More recent findings cast doubt on this and have not found any link between pregnancy gingivitis and an increased risk of a premature birth. However, a possible link has not yet been conclusively established.

Still, early preventative measures should be a top priority in oral care for pregnant women. This includes thorough oral hygiene with the daily use of toothpaste and mouthwash that support the health of the gums as well as regular visits to the dentist during pregnancy.
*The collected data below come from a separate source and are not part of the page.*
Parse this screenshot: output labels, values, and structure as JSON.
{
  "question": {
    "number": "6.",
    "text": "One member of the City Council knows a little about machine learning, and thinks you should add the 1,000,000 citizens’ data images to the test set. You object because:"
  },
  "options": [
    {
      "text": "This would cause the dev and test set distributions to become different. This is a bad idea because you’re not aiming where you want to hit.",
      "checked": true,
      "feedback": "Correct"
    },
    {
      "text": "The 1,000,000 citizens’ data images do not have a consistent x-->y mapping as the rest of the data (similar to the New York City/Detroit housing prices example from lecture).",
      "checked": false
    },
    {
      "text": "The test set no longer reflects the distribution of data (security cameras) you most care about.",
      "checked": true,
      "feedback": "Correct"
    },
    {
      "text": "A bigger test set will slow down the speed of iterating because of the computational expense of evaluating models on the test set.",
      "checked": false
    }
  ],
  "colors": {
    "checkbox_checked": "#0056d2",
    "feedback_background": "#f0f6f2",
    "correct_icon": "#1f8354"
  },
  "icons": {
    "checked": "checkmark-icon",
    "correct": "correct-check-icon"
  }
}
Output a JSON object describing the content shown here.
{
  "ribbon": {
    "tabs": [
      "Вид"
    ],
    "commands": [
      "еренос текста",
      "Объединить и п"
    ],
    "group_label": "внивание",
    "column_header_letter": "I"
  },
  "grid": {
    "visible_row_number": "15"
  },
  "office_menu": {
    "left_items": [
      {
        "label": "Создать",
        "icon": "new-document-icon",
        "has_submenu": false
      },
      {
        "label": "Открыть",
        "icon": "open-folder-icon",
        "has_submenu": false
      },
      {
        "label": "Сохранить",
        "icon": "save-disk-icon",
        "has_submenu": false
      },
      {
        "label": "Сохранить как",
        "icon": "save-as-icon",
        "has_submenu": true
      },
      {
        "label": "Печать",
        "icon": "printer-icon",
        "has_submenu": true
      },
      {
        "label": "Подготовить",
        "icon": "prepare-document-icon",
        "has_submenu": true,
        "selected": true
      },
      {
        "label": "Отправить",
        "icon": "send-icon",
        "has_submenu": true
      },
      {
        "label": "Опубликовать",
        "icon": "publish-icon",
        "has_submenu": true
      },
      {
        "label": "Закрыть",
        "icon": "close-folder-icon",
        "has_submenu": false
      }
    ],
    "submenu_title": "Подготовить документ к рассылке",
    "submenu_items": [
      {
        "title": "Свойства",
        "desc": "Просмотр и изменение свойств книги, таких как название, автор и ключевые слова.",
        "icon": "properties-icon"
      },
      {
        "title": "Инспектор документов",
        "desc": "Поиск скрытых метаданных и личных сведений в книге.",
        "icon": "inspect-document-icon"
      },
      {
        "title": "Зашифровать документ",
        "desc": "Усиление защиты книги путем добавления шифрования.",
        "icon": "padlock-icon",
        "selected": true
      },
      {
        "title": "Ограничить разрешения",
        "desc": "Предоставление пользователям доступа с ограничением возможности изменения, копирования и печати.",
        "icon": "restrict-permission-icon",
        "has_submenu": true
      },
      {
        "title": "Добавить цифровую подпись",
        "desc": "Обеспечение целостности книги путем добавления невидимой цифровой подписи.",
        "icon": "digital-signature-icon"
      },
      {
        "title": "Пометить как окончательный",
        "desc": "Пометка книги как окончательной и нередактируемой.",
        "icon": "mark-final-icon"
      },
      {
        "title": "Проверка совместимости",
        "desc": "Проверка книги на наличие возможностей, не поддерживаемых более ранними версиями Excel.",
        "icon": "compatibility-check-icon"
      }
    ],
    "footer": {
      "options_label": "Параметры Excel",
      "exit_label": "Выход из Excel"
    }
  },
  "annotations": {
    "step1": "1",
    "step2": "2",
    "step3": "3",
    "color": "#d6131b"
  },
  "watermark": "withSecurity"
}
What other oral problems can occur during pregnancy? 

Oral problems during pregnancy depicted by a pregnant woman who appears to be in pain holding her hand to her cheek 

Sensitive teeth

Morning nausea and sickness are common symptoms during pregnancy. Morning sickness can start in the first weeks of pregnancy and last for several weeks or even up to the birth. During this time, several dental and gum problems can occur:

The acidic pH of the gastric acid attacks the tooth enamel. In addition, the gums become irritated, which can cause inflammation. Pregnant women with reflux problems also often suffer from sensitive teeth. This is because the necks of the teeth are exposed due to frequent vomiting and so external stimuli can directly reach the tooth nerve.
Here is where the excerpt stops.